Warnung vor einer Lügenfabrik. In Amsterdam Nieuwezijds-Voorburgwal befindet sich die Annoncen-Expedition von A. de la Mav, dessen Inhaber de la Mav zugleich der Direktor des Reuter-Bureaus für Holland ist. Dieses Bureau ist der Hauptherd für alle Lügenberichte, die von unseren Gegnern zum Nachteile Deutschlands verbreitet werden. Diese Annoncen-Expedition wird viel von Deutschen benutzt, um in holländischen Blättern zu inserieren. Es liegt im deutschen Interesse, daß dieses Bureau mit seiner deutschfeindlichen Richtung nicht durch deutsche Annoncen-Aufträge unterstützt wird.

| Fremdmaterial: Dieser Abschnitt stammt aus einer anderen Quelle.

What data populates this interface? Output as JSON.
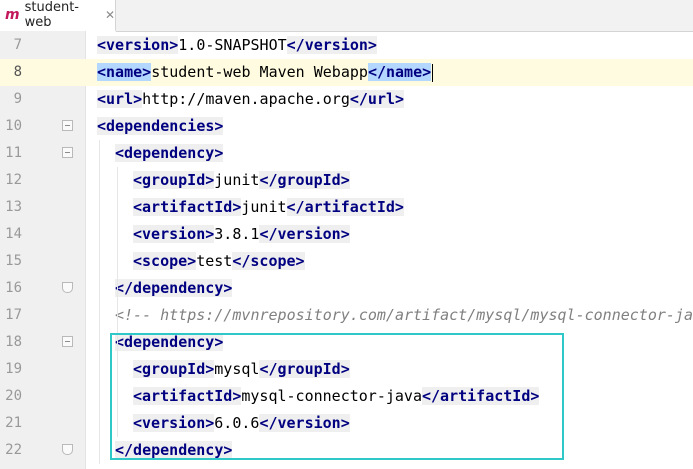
{
  "tab": {
    "icon": "maven-icon",
    "icon_glyph": "m",
    "label": "student-web",
    "close_glyph": "✕"
  },
  "lines": [
    {
      "num": "7",
      "fold": "",
      "indent": 0,
      "tokens": [
        [
          "tag",
          "<version>"
        ],
        [
          "txt",
          "1.0-SNAPSHOT"
        ],
        [
          "tag",
          "</version>"
        ]
      ]
    },
    {
      "num": "8",
      "fold": "",
      "indent": 0,
      "current": true,
      "tokens": [
        [
          "taghl",
          "<name>"
        ],
        [
          "txt",
          "student-web Maven Webapp"
        ],
        [
          "taghl",
          "</name>"
        ],
        [
          "caret",
          ""
        ]
      ]
    },
    {
      "num": "9",
      "fold": "",
      "indent": 0,
      "tokens": [
        [
          "tag",
          "<url>"
        ],
        [
          "txt",
          "http://maven.apache.org"
        ],
        [
          "tag",
          "</url>"
        ]
      ]
    },
    {
      "num": "10",
      "fold": "open",
      "indent": 0,
      "tokens": [
        [
          "tag",
          "<dependencies>"
        ]
      ]
    },
    {
      "num": "11",
      "fold": "open",
      "indent": 1,
      "tokens": [
        [
          "tag",
          "<dependency>"
        ]
      ]
    },
    {
      "num": "12",
      "fold": "",
      "indent": 2,
      "tokens": [
        [
          "tag",
          "<groupId>"
        ],
        [
          "txt",
          "junit"
        ],
        [
          "tag",
          "</groupId>"
        ]
      ]
    },
    {
      "num": "13",
      "fold": "",
      "indent": 2,
      "tokens": [
        [
          "tag",
          "<artifactId>"
        ],
        [
          "txt",
          "junit"
        ],
        [
          "tag",
          "</artifactId>"
        ]
      ]
    },
    {
      "num": "14",
      "fold": "",
      "indent": 2,
      "tokens": [
        [
          "tag",
          "<version>"
        ],
        [
          "txt",
          "3.8.1"
        ],
        [
          "tag",
          "</version>"
        ]
      ]
    },
    {
      "num": "15",
      "fold": "",
      "indent": 2,
      "tokens": [
        [
          "tag",
          "<scope>"
        ],
        [
          "txt",
          "test"
        ],
        [
          "tag",
          "</scope>"
        ]
      ]
    },
    {
      "num": "16",
      "fold": "end",
      "indent": 1,
      "tokens": [
        [
          "tag",
          "</dependency>"
        ]
      ]
    },
    {
      "num": "17",
      "fold": "",
      "indent": 1,
      "tokens": [
        [
          "comment",
          "<!-- https://mvnrepository.com/artifact/mysql/mysql-connector-ja"
        ]
      ]
    },
    {
      "num": "18",
      "fold": "open",
      "indent": 1,
      "tokens": [
        [
          "tag",
          "<dependency>"
        ]
      ]
    },
    {
      "num": "19",
      "fold": "",
      "indent": 2,
      "tokens": [
        [
          "tag",
          "<groupId>"
        ],
        [
          "txt",
          "mysql"
        ],
        [
          "tag",
          "</groupId>"
        ]
      ]
    },
    {
      "num": "20",
      "fold": "",
      "indent": 2,
      "tokens": [
        [
          "tag",
          "<artifactId>"
        ],
        [
          "txt",
          "mysql-connector-java"
        ],
        [
          "tag",
          "</artifactId>"
        ]
      ]
    },
    {
      "num": "21",
      "fold": "",
      "indent": 2,
      "tokens": [
        [
          "tag",
          "<version>"
        ],
        [
          "txt",
          "6.0.6"
        ],
        [
          "tag",
          "</version>"
        ]
      ]
    },
    {
      "num": "22",
      "fold": "end",
      "indent": 1,
      "tokens": [
        [
          "tag",
          "</dependency>"
        ]
      ]
    }
  ],
  "colors": {
    "highlight_box": "#2ec8c8",
    "tag": "#000080",
    "current_line": "#fffbe0"
  }
}
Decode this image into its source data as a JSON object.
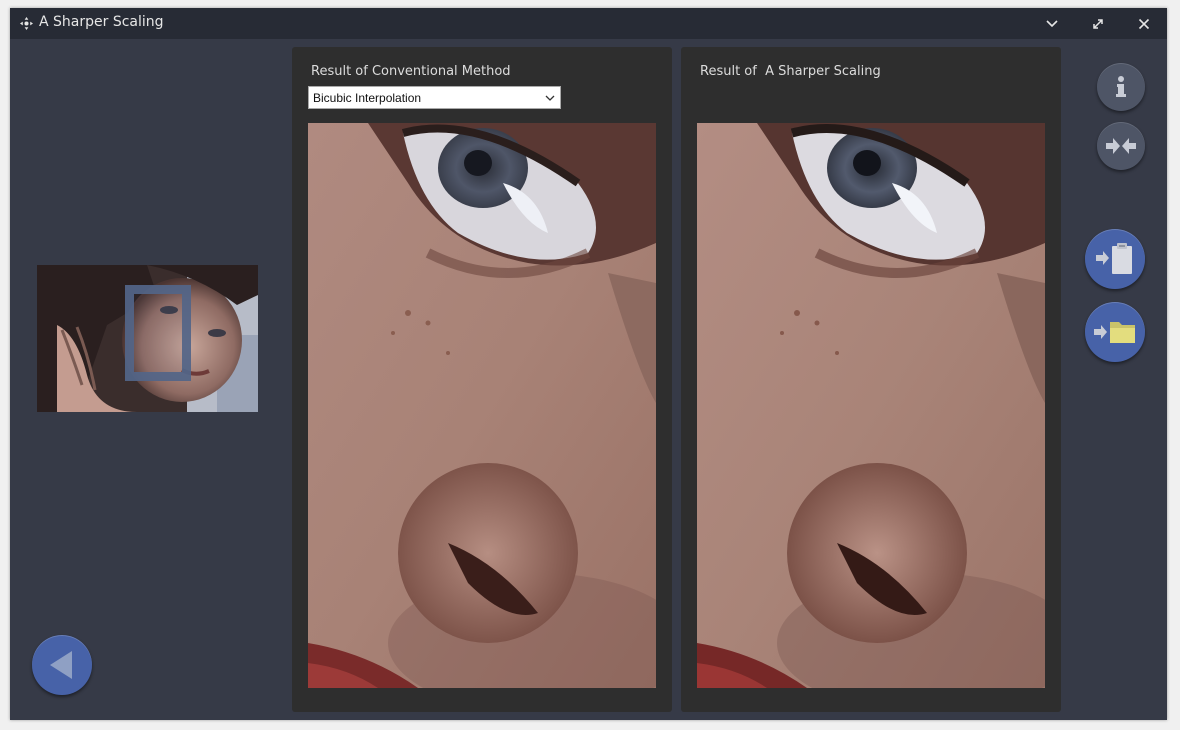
{
  "window": {
    "title": "A Sharper Scaling"
  },
  "titlebar_buttons": {
    "minimize_icon": "chevron-down-icon",
    "maximize_icon": "expand-icon",
    "close_icon": "close-icon"
  },
  "panels": {
    "left": {
      "title": "Result of Conventional Method",
      "method_selected": "Bicubic Interpolation"
    },
    "right": {
      "title": "Result of  A Sharper Scaling"
    }
  },
  "side_buttons": [
    {
      "name": "info",
      "icon": "info-icon"
    },
    {
      "name": "compare",
      "icon": "arrows-converge-icon"
    },
    {
      "name": "paste",
      "icon": "paste-clipboard-icon"
    },
    {
      "name": "open",
      "icon": "open-folder-icon"
    }
  ],
  "back_button": {
    "icon": "back-arrow-icon"
  },
  "colors": {
    "window_bg": "#363a47",
    "titlebar_bg": "#272b35",
    "panel_bg": "#2e2e2e",
    "accent_blue": "#4762a8",
    "button_grey": "#4e5566",
    "selection_rect": "#536588"
  }
}
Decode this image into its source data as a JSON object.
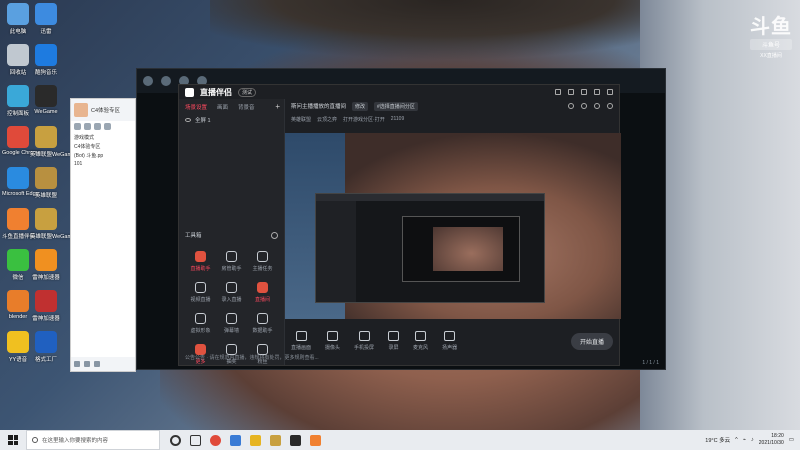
{
  "desktop": {
    "icons": [
      {
        "label": "此电脑",
        "color": "#5aa0e0"
      },
      {
        "label": "迅雷",
        "color": "#3d8be0"
      },
      {
        "label": "回收站",
        "color": "#c0c8d0"
      },
      {
        "label": "酷狗音乐",
        "color": "#1e7be0"
      },
      {
        "label": "控制面板",
        "color": "#3aa8d8"
      },
      {
        "label": "WeGame",
        "color": "#2a2a2a"
      },
      {
        "label": "Google Chrome",
        "color": "#e04a3a"
      },
      {
        "label": "英雄联盟WeGame版",
        "color": "#c8a040"
      },
      {
        "label": "Microsoft Edge",
        "color": "#2a8be0"
      },
      {
        "label": "英雄联盟",
        "color": "#b89040"
      },
      {
        "label": "斗鱼直播伴侣",
        "color": "#f08030"
      },
      {
        "label": "英雄联盟WeGame版",
        "color": "#c8a040"
      },
      {
        "label": "微信",
        "color": "#3ac040"
      },
      {
        "label": "雷神加速器",
        "color": "#f09020"
      },
      {
        "label": "blender",
        "color": "#e87d2a"
      },
      {
        "label": "雷神加速器",
        "color": "#c03030"
      },
      {
        "label": "YY语音",
        "color": "#f0c020"
      },
      {
        "label": "格式工厂",
        "color": "#2060c0"
      }
    ]
  },
  "watermark": {
    "logo": "斗鱼",
    "tag": "斗鱼号",
    "id": "XX直播间"
  },
  "game_window": {
    "counter": "1 / 1 / 1"
  },
  "qq_window": {
    "title": "C4体验专区",
    "lines": [
      "游戏模式",
      "C4体验专区",
      "(Bot) 斗鱼.pp",
      "101"
    ]
  },
  "live_window": {
    "app_title": "直播伴侣",
    "version": "测试",
    "side_tabs": [
      "场景设置",
      "画面",
      "背景音"
    ],
    "scene_name": "全屏 1",
    "tools_header": "工具箱",
    "tools": [
      {
        "label": "直播助手",
        "red": true
      },
      {
        "label": "房管助手",
        "red": false
      },
      {
        "label": "主播任务",
        "red": false
      },
      {
        "label": "视频直播",
        "red": false
      },
      {
        "label": "录入直播",
        "red": false
      },
      {
        "label": "直播间",
        "red": true
      },
      {
        "label": "虚拟形象",
        "red": false
      },
      {
        "label": "弹幕墙",
        "red": false
      },
      {
        "label": "数据助手",
        "red": false
      },
      {
        "label": "更多",
        "red": true
      },
      {
        "label": "抽奖",
        "red": false
      },
      {
        "label": "粉丝",
        "red": false
      }
    ],
    "room_title": "斯问主播播放的直播间",
    "room_chip1": "修改",
    "room_chip2": "#选择直播间分区",
    "tags": [
      "英雄联盟",
      "云顶之弈",
      "打开游戏分区·打开",
      "21109"
    ],
    "controls": [
      {
        "label": "直播画面"
      },
      {
        "label": "摄像头"
      },
      {
        "label": "手机投屏"
      },
      {
        "label": "录屏"
      },
      {
        "label": "麦克风"
      },
      {
        "label": "扬声器"
      }
    ],
    "go_live_label": "开始直播",
    "notice": "公告公告 · 请在规范内直播，违规将有处罚，更多规则查看..."
  },
  "taskbar": {
    "search_placeholder": "在这里输入你要搜索的内容",
    "weather": "19°C 多云",
    "time": "18:20",
    "date": "2021/10/30"
  }
}
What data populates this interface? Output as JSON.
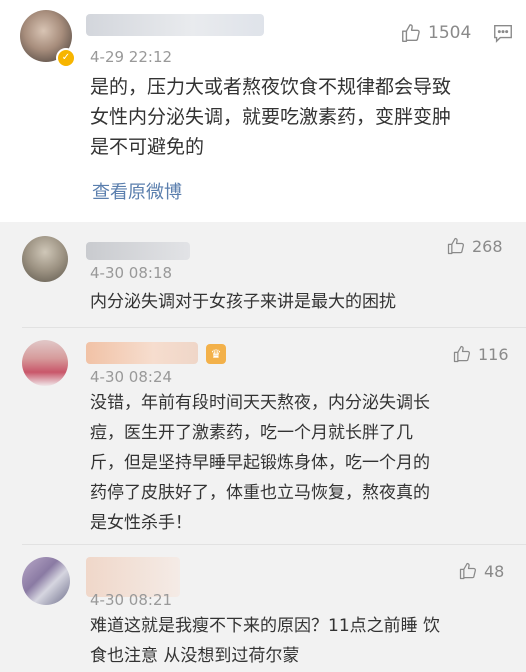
{
  "main_comment": {
    "time": "4-29 22:12",
    "likes": "1504",
    "text": "是的，压力大或者熬夜饮食不规律都会导致\n女性内分泌失调，就要吃激素药，变胖变肿\n是不可避免的",
    "view_original": "查看原微博"
  },
  "replies": [
    {
      "time": "4-30 08:18",
      "likes": "268",
      "text": "内分泌失调对于女孩子来讲是最大的困扰"
    },
    {
      "time": "4-30 08:24",
      "likes": "116",
      "text": "没错，年前有段时间天天熬夜，内分泌失调长\n痘，医生开了激素药，吃一个月就长胖了几\n斤，但是坚持早睡早起锻炼身体，吃一个月的\n药停了皮肤好了，体重也立马恢复，熬夜真的\n是女性杀手！"
    },
    {
      "time": "4-30 08:21",
      "likes": "48",
      "text": "难道这就是我瘦不下来的原因？11点之前睡 饮\n食也注意 从没想到过荷尔蒙"
    }
  ],
  "colors": {
    "link": "#5b7fae",
    "reply_bg": "#f2f2f2",
    "meta": "#999999"
  }
}
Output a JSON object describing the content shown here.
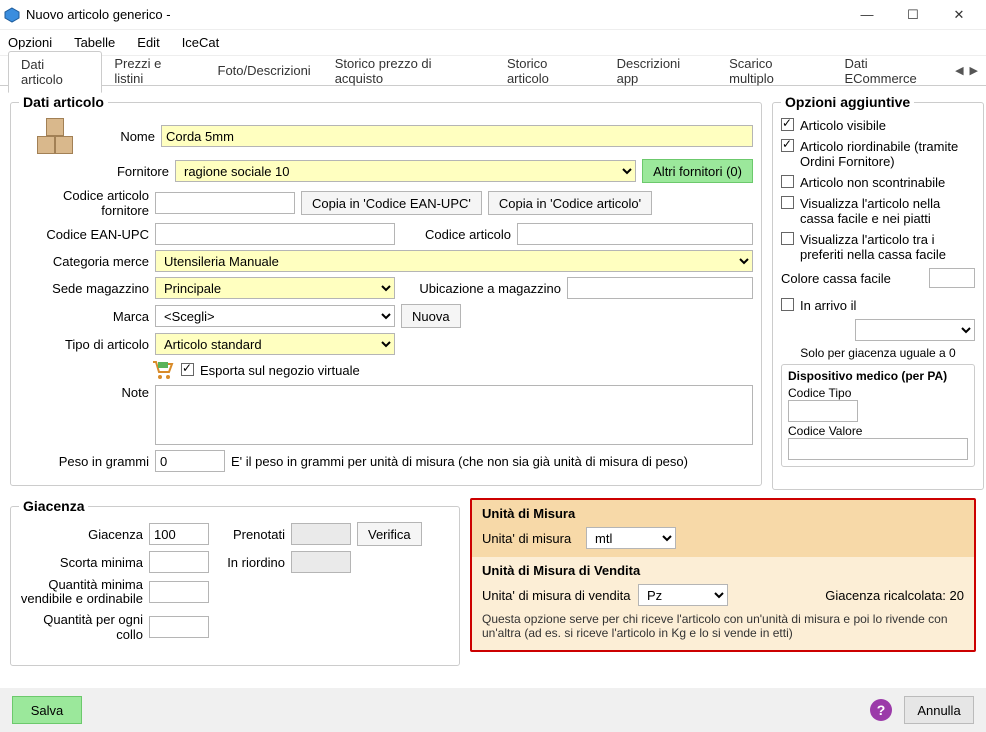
{
  "window": {
    "title": "Nuovo articolo generico -"
  },
  "menu": {
    "opzioni": "Opzioni",
    "tabelle": "Tabelle",
    "edit": "Edit",
    "icecat": "IceCat"
  },
  "tabs": {
    "dati_articolo": "Dati articolo",
    "prezzi": "Prezzi e listini",
    "foto": "Foto/Descrizioni",
    "storico_acq": "Storico prezzo di acquisto",
    "storico_art": "Storico articolo",
    "desc_app": "Descrizioni app",
    "scarico": "Scarico multiplo",
    "ecommerce": "Dati ECommerce"
  },
  "dati": {
    "legend": "Dati articolo",
    "nome_label": "Nome",
    "nome_value": "Corda 5mm",
    "fornitore_label": "Fornitore",
    "fornitore_value": "ragione sociale 10",
    "altri_fornitori": "Altri fornitori (0)",
    "cod_art_forn_label": "Codice articolo fornitore",
    "cod_art_forn_value": "",
    "copia_ean": "Copia in 'Codice EAN-UPC'",
    "copia_art": "Copia in 'Codice articolo'",
    "ean_label": "Codice EAN-UPC",
    "ean_value": "",
    "codart_label": "Codice articolo",
    "codart_value": "",
    "categoria_label": "Categoria merce",
    "categoria_value": "Utensileria Manuale",
    "sede_label": "Sede magazzino",
    "sede_value": "Principale",
    "ubicazione_label": "Ubicazione a magazzino",
    "ubicazione_value": "",
    "marca_label": "Marca",
    "marca_value": "<Scegli>",
    "nuova": "Nuova",
    "tipo_label": "Tipo di articolo",
    "tipo_value": "Articolo standard",
    "esporta": "Esporta sul negozio virtuale",
    "note_label": "Note",
    "note_value": "",
    "peso_label": "Peso in grammi",
    "peso_value": "0",
    "peso_hint": "E' il peso in grammi per unità di misura (che non sia già unità di misura di peso)"
  },
  "side": {
    "legend": "Opzioni aggiuntive",
    "visibile": "Articolo visibile",
    "riordinabile": "Articolo riordinabile (tramite Ordini Fornitore)",
    "non_scontr": "Articolo non scontrinabile",
    "cassa_facile": "Visualizza l'articolo nella cassa facile e nei piatti",
    "preferiti": "Visualizza l'articolo tra i preferiti nella cassa facile",
    "colore_label": "Colore cassa facile",
    "in_arrivo": "In arrivo il",
    "in_arrivo_value": "",
    "solo_giac": "Solo per giacenza uguale a 0",
    "med_legend": "Dispositivo medico (per PA)",
    "cod_tipo": "Codice Tipo",
    "cod_tipo_val": "",
    "cod_valore": "Codice Valore",
    "cod_valore_val": ""
  },
  "giacenza": {
    "legend": "Giacenza",
    "giac_label": "Giacenza",
    "giac_value": "100",
    "prenotati_label": "Prenotati",
    "prenotati_value": "",
    "verifica": "Verifica",
    "scorta_label": "Scorta minima",
    "scorta_value": "",
    "riordino_label": "In riordino",
    "riordino_value": "",
    "qmin_label": "Quantità minima vendibile e ordinabile",
    "qmin_value": "",
    "qcollo_label": "Quantità per ogni collo",
    "qcollo_value": ""
  },
  "um": {
    "legend1": "Unità di Misura",
    "label1": "Unita' di misura",
    "value1": "mtl",
    "legend2": "Unità di Misura di Vendita",
    "label2": "Unita' di misura di vendita",
    "value2": "Pz",
    "giac_ricalc": "Giacenza ricalcolata: 20",
    "note": "Questa opzione serve per chi riceve l'articolo con un'unità di misura e poi lo rivende con un'altra (ad es. si riceve l'articolo in Kg e lo si vende in etti)"
  },
  "footer": {
    "salva": "Salva",
    "annulla": "Annulla"
  }
}
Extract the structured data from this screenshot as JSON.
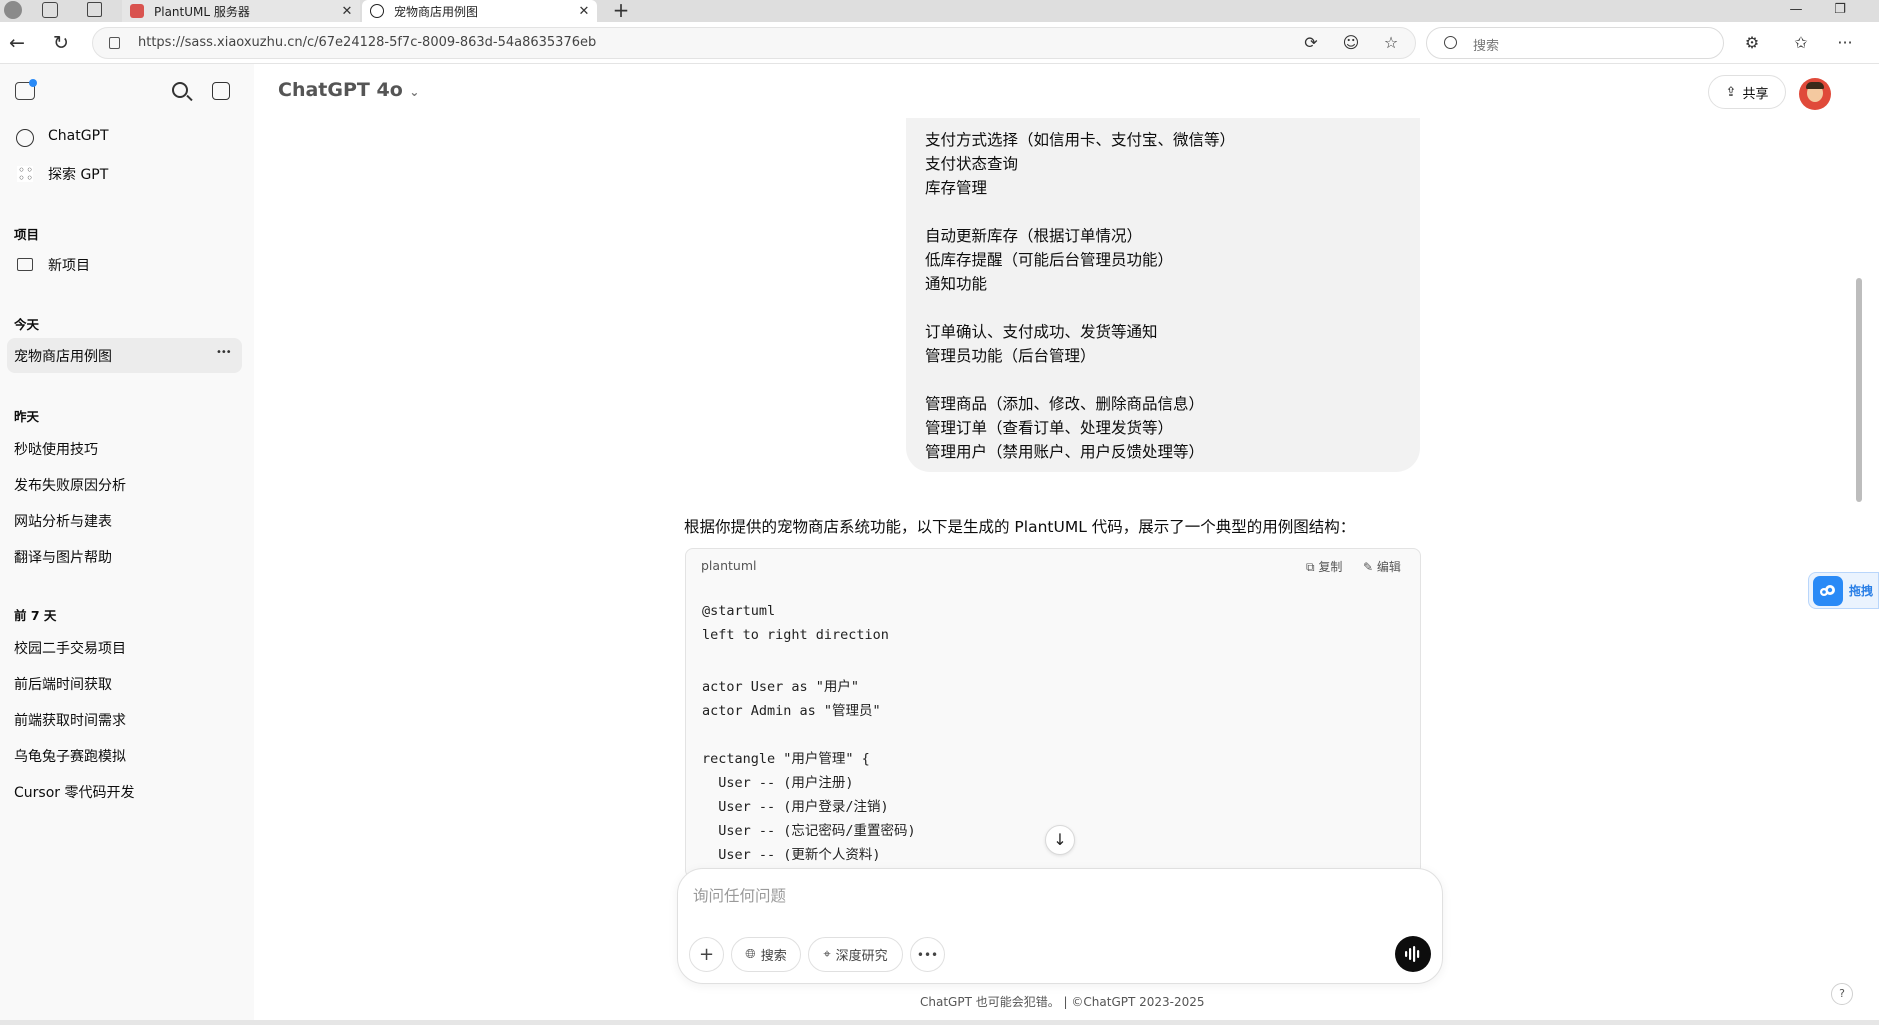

(Bonner General-Anzeiger, Rubrik „Aus Bonn“)

 

Bonner Wehrbund. Am Sonntag Nachmittag findet ein Gepäcksübungsmarsch nach Witterschlick statt mit Entwicklungen gegen den markierten Feind. Jeder Teilnehmer hat eine Belastung von 14 Pfund auf den Rücken zu nehmen. Die verschiedenen Abteilungen vereinigen sich um drei Uhr nachmittags von der Endenicher Schule zu dieser Uebung.

„Die Geächteten“. Die Viktoria-Lichtspiele in der Gangolfstraße führen heute, morgen und übermorgen einen neuen großen historischen Film, der den Titel trägt: „Die Geächteten“. Es ist eine Filmbearbeitung des bekannten Romans von Walter Scott: Ivanhoe, eine ganz hervorragende, szenisch unübertroffene Leistung der Kinokunst.

Lichtbildervortrag. Heute abend, 8¼ hält Herr Gymnasialdirektor Dr.Genniges in dem Lichtbilder-Vortragszyklus der Ortsgruppe Bonn des Deutschen Wehrvereins in der Aula des Kgl. Gymnasiums Koblenzerstraße 51/53 einen Lichtbildervortrag über „Pompeji“. Der Reinertrag soll dem Roten Kreuz überwiesen werden.